Regularized GLISp for sensor-guided human-in-the-loop optimization
Matteo Cercola, Michele Lomuscio, Dario Piga, Simone Formentin
TL;DR
The paper tackles the inefficiency of purely black-box preference-based optimization by introducing a sensor-guided regularized extension of GLISp. It defines a physics-informed hypothesis function $f_{hp}(\mathbf{x}) = \sum_{r=1}^{p} w_r J_r(\mathbf{x})$ and adds a regularization term to align the surrogate with this prior, jointly learning $\boldsymbol{\beta}$ and $\mathbf{w}$ with adaptive cross-validation to tune hyperparameters. Empirical results on an analytical benchmark and a human-in-the-loop vehicle suspension task show faster convergence, lower final error, and reduced variance compared to baseline GLISp, illustrating the benefits of integrating measurable descriptors into preference learning.

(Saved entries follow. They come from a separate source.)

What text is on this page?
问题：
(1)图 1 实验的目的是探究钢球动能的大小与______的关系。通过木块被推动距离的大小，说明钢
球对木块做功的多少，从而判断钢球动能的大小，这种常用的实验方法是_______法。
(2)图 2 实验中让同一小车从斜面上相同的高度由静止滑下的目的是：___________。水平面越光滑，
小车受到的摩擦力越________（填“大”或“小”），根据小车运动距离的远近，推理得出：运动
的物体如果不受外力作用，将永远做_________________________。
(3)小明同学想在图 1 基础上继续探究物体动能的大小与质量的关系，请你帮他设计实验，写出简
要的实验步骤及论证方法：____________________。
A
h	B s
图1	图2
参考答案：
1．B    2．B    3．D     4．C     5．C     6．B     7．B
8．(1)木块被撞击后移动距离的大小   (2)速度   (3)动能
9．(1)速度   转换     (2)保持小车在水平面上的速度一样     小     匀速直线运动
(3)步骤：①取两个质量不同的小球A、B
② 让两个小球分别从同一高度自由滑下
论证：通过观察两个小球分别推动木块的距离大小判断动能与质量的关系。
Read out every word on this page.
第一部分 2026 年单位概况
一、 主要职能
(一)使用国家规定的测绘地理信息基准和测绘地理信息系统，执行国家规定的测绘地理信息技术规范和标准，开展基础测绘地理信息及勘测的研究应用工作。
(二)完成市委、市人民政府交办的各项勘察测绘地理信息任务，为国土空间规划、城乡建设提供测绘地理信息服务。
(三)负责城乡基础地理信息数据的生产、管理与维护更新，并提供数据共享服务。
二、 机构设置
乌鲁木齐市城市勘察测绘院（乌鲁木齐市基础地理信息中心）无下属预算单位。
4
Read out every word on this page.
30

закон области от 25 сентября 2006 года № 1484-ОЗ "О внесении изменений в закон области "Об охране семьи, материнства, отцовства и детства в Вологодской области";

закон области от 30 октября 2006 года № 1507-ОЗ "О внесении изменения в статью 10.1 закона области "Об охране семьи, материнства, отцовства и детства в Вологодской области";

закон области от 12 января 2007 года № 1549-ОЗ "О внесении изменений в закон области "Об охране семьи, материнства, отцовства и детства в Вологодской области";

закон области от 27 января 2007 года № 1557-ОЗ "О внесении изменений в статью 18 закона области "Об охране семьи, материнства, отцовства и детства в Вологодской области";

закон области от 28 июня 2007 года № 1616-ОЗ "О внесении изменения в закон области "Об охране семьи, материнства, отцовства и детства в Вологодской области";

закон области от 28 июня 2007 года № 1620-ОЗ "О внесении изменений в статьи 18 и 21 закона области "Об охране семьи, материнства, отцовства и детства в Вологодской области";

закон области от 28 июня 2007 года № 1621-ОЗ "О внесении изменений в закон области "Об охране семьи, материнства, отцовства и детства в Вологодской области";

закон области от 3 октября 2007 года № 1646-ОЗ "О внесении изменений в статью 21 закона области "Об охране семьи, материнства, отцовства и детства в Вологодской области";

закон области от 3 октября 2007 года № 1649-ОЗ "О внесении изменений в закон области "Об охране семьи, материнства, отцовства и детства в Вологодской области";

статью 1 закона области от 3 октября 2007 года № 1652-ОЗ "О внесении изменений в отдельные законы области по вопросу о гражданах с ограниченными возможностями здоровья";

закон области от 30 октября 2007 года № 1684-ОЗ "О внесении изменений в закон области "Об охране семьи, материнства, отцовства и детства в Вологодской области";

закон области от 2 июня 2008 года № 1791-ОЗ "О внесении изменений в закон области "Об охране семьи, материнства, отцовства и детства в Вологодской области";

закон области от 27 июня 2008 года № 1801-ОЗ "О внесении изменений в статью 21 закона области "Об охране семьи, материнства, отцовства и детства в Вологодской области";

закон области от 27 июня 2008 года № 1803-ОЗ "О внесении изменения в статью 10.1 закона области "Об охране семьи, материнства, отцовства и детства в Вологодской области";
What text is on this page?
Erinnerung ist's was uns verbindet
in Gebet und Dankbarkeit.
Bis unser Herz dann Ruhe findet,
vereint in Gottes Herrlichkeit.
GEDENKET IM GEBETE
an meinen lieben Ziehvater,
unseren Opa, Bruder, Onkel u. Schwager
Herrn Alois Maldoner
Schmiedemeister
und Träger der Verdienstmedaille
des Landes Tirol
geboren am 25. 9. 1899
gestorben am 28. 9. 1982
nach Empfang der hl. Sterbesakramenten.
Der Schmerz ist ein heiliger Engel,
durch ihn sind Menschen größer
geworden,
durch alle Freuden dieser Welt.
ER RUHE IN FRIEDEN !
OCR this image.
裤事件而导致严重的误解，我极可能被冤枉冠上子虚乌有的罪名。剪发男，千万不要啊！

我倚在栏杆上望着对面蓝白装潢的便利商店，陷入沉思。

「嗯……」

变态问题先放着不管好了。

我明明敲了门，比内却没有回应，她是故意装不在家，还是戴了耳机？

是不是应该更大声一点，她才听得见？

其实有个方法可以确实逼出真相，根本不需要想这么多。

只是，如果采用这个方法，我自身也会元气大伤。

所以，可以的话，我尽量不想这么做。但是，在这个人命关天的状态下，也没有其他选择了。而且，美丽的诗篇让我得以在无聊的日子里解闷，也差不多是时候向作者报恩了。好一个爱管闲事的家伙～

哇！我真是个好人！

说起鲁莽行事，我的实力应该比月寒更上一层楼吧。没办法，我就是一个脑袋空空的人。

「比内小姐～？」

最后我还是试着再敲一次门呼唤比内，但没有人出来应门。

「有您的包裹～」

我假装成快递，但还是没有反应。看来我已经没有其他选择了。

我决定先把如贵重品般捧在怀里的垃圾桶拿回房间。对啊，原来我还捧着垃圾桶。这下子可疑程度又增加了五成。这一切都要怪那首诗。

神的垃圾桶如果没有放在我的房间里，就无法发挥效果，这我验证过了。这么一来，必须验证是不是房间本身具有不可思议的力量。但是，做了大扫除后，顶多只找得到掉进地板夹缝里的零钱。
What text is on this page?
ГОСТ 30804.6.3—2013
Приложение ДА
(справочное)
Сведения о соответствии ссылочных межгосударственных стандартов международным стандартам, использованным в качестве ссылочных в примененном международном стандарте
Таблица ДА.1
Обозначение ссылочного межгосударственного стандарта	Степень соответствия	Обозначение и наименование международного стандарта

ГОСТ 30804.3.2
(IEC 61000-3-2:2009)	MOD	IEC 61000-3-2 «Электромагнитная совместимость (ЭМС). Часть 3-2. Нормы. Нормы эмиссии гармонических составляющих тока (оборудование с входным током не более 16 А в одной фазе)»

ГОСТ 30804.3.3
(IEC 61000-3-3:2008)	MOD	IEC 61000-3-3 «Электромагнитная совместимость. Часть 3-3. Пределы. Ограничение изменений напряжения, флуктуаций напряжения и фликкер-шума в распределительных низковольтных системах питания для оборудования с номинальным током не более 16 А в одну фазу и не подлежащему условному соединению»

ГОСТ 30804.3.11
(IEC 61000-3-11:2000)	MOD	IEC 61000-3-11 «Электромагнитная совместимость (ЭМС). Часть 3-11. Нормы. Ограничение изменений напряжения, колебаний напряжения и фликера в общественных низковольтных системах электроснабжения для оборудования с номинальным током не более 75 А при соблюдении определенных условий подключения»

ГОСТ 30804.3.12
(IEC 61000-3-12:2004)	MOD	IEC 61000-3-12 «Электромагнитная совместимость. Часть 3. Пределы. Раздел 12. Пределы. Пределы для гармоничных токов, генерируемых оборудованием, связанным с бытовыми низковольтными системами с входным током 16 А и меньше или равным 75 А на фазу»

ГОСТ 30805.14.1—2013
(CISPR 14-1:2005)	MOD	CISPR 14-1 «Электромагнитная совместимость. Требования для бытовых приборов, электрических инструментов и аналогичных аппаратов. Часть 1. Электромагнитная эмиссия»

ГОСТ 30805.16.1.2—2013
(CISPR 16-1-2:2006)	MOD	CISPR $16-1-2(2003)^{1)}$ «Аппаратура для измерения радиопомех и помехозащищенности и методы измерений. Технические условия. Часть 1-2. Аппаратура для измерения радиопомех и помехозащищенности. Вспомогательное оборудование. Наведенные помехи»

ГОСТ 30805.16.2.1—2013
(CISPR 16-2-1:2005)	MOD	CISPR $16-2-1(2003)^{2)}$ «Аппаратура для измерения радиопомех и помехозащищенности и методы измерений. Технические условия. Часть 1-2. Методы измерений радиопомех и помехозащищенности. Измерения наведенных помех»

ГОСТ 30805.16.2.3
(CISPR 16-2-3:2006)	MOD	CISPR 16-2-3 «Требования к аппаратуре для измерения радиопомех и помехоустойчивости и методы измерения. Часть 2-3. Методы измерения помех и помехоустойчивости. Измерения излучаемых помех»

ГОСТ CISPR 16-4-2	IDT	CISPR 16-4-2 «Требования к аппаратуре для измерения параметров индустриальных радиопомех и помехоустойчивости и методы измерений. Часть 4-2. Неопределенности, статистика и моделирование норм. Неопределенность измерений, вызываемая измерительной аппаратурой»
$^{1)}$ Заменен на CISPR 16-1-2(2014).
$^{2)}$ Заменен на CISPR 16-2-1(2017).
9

The approach improves robustness and interpretability, highlights the potential of grey-box optimization in human-in-the-loop calibration, and opens avenues for gradient-based or locally adaptive priors to further enhance performance.
Abstract
Human-in-the-loop calibration is often addressed via preference-based optimization, where algorithms learn from pairwise comparisons rather than explicit cost evaluations. While effective, methods such as Preferential Bayesian Optimization or Global optimization based on active preference learning with radial basis functions (GLISp) treat the system as a black box and ignore informative sensor measurements. In this work, we introduce a sensor-guided regularized extension of GLISp that integrates measurable descriptors into the preference-learning loop through a physics-informed hypothesis function and a least-squares regularization term. This injects grey-box structure, combining subjective feedback with quantitative sensor information while preserving the flexibility of preference-based search. Numerical evaluations on an analytical benchmark and on a human-in-the-loop vehicle suspension tuning task show faster convergence and superior final solutions compared to baseline GLISp.